Cache Hierarchies and Hit Rate Optimization
GPU cache hierarchies consist of highly localized L1 caches per SM and a massive shared global L2 cache across all SMs on the die.
Source: mortalapps.com- GPU cache hierarchies consist of highly localized L1 caches per SM and a massive shared global L2 cache across all SMs on the die.
- The core purpose is buffering expensive global memory accesses and handling high-speed inter-SM communication and atomic operations.
- The primary optimization idea is explicitly controlling cache eviction policies at the PTX level to persist high-value data blocks.
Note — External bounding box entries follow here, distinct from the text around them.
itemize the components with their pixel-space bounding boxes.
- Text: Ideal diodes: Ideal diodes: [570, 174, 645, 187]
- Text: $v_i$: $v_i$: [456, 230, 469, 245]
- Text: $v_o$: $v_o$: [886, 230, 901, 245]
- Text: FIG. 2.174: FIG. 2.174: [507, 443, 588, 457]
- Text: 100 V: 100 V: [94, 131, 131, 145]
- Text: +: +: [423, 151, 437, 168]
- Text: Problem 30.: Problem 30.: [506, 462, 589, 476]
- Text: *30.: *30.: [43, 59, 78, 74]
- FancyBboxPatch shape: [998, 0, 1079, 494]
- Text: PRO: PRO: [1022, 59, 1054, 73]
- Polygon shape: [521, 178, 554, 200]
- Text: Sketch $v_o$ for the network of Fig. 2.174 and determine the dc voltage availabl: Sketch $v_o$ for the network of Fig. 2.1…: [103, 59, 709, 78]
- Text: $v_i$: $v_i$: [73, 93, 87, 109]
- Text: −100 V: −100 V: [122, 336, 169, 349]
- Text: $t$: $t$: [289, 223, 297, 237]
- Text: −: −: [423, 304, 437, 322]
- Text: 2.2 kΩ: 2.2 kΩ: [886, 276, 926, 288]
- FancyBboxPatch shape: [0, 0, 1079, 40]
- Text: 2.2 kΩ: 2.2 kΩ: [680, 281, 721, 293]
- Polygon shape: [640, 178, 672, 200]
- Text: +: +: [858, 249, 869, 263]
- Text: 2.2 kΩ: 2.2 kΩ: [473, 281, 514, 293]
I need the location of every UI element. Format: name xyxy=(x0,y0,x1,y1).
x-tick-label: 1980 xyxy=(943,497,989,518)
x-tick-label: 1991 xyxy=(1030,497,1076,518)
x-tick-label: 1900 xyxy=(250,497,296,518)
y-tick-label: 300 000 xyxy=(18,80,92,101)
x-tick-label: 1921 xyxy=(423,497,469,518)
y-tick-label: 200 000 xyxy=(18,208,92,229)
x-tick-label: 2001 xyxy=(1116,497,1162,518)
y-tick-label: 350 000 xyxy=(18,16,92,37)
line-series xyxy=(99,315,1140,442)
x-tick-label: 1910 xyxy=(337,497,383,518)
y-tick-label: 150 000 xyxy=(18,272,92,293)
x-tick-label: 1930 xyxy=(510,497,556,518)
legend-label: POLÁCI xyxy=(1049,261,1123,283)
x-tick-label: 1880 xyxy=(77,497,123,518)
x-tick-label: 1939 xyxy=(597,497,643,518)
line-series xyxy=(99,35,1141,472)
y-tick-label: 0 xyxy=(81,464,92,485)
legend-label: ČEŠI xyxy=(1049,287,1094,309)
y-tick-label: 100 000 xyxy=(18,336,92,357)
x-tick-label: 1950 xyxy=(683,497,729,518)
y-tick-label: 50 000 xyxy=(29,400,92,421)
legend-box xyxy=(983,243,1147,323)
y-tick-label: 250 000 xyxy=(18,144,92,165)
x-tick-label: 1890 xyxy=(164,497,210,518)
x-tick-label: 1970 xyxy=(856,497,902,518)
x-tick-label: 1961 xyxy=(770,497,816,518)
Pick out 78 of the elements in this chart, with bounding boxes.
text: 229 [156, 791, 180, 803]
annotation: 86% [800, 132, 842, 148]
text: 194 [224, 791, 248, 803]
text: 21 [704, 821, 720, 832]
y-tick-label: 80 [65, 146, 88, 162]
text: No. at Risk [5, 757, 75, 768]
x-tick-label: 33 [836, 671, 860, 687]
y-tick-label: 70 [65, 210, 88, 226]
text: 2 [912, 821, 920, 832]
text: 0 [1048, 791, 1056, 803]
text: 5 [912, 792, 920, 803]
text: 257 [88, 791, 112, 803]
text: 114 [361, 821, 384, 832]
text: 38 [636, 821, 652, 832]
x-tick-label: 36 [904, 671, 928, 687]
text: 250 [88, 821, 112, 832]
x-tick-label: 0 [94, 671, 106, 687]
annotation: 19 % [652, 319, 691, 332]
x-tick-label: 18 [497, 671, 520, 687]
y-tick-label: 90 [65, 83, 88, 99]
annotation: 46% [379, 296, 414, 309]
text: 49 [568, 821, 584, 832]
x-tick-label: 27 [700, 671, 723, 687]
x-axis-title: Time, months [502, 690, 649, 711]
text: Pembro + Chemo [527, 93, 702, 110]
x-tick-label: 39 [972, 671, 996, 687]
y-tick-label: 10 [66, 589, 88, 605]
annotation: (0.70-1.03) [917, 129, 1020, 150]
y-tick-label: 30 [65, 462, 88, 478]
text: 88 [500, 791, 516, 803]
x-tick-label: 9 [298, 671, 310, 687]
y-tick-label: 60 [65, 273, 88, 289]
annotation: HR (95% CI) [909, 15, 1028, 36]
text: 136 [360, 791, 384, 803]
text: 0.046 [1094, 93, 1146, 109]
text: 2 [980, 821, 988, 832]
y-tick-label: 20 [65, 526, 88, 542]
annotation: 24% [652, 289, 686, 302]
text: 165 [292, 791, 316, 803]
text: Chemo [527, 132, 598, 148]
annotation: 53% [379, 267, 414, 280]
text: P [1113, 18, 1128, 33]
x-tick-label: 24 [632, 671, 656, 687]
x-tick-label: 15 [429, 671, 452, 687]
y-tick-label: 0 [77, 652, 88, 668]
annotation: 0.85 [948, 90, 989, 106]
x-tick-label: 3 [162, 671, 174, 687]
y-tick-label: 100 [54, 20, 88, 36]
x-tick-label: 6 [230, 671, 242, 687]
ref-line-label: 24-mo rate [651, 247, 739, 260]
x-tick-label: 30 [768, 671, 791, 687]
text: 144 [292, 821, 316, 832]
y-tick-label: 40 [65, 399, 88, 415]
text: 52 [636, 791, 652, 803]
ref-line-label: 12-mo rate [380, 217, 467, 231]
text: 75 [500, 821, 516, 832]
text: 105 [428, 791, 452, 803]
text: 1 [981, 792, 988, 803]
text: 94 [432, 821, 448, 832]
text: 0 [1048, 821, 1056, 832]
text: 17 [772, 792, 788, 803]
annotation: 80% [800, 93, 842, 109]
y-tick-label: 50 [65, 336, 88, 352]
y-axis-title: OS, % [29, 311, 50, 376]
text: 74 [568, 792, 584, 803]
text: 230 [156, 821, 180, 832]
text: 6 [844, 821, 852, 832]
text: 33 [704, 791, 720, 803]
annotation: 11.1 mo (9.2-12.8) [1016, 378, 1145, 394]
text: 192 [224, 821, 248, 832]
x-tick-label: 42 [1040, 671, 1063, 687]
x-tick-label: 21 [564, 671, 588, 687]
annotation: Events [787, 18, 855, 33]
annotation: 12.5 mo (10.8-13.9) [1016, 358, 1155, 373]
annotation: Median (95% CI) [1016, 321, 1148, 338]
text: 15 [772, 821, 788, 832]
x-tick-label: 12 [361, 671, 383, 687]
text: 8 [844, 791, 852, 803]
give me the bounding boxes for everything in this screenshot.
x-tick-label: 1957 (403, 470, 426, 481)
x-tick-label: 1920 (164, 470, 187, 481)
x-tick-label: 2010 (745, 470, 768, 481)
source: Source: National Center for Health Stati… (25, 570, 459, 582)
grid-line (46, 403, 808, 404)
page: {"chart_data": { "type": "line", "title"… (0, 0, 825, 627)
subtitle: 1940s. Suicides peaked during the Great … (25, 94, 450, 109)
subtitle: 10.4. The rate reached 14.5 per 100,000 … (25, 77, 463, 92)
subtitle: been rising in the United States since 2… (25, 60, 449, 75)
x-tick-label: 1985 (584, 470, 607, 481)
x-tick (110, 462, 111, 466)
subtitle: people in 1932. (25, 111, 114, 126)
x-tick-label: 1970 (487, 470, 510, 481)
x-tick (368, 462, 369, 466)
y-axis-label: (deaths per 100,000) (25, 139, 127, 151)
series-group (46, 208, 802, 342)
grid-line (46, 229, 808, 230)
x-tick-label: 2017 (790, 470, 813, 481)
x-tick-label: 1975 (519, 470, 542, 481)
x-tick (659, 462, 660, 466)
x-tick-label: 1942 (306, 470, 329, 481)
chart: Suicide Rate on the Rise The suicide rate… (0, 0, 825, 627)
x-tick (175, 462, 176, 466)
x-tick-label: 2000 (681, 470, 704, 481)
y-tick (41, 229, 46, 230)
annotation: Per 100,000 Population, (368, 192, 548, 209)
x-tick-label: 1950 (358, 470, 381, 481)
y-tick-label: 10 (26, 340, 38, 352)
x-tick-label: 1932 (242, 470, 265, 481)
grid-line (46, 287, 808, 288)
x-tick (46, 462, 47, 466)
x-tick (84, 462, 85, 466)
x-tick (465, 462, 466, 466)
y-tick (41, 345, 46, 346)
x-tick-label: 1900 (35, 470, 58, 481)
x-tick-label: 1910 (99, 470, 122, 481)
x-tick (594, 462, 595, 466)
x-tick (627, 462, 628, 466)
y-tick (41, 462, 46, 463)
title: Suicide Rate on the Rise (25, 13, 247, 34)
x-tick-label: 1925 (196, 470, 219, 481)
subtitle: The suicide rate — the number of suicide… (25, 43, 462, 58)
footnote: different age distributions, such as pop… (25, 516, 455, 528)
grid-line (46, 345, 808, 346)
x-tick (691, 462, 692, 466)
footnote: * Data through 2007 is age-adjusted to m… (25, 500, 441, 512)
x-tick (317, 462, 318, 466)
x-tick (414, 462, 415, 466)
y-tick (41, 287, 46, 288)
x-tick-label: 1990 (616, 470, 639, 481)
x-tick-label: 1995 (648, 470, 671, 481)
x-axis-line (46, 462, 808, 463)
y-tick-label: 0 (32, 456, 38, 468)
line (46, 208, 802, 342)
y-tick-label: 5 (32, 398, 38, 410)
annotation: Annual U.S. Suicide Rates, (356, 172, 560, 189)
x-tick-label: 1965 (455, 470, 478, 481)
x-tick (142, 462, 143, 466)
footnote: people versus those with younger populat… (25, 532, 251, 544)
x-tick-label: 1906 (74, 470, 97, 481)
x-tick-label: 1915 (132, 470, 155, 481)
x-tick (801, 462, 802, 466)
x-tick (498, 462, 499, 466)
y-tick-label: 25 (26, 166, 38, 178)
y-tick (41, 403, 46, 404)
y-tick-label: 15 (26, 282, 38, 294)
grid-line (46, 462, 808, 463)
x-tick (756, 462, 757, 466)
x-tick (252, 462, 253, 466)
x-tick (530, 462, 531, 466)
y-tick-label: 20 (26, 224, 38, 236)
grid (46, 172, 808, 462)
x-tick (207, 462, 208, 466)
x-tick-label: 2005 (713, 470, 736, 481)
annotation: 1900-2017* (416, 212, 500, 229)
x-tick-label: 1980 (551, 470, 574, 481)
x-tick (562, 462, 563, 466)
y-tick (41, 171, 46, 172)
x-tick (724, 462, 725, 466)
- The most important engineering insight is that the L2 cache can be programmatically partitioned to lock critical tensors in place, bypassing VRAM latency for reuse.
Why This Matters
With modern VRAM (HBM) latencies hovering around 300 to 500 cycles, and L2 cache latencies sitting around 150 to 200 cycles, optimizing cache hit rates provides a massive, non-linear performance boost. For workloads like deep learning where the exact same weight blocks or attention keys are reused repeatedly across different thread blocks, controlling caching dynamics directly dictates the execution time and power consumption of the kernel.
Core Intuition
Think of the L2 cache as the town square of the GPU. All SMs (neighborhoods) connect to it. It is massive (e.g., approximately 50MB in Hopper) but fiercely contested by competing workloads. Standard caching uses an LRU (Least Recently Used) policy, meaning incredibly valuable data is frequently evicted by massive, one-off streaming operations. Hit rate optimization is the deliberate art of telling the GPU hardware exactly which data is temporary and which data must be held permanently.
Technical Deep Dive
Starting in CUDA 11.0 and heavily refined in the Hopper and Blackwell architectures, NVIDIA exposes programmatic L2 cache control via the cudaAccessPropertyPersisting and cudaAccessPropertyStreaming runtime flags. The L2 cache can be dynamically partitioned into a "set-aside" area designated exclusively for persisting data. A developer reserves a specific byte-size subset of the total L2 capacity using the cudaDeviceSetLimit(cudaLimitPersistingL2CacheSize, size) API. When a memory pointer is annotated with the persisting property, the hardware preferentially maps its cache lines into this set-aside region, shielding them from being evicted by standard streaming loads.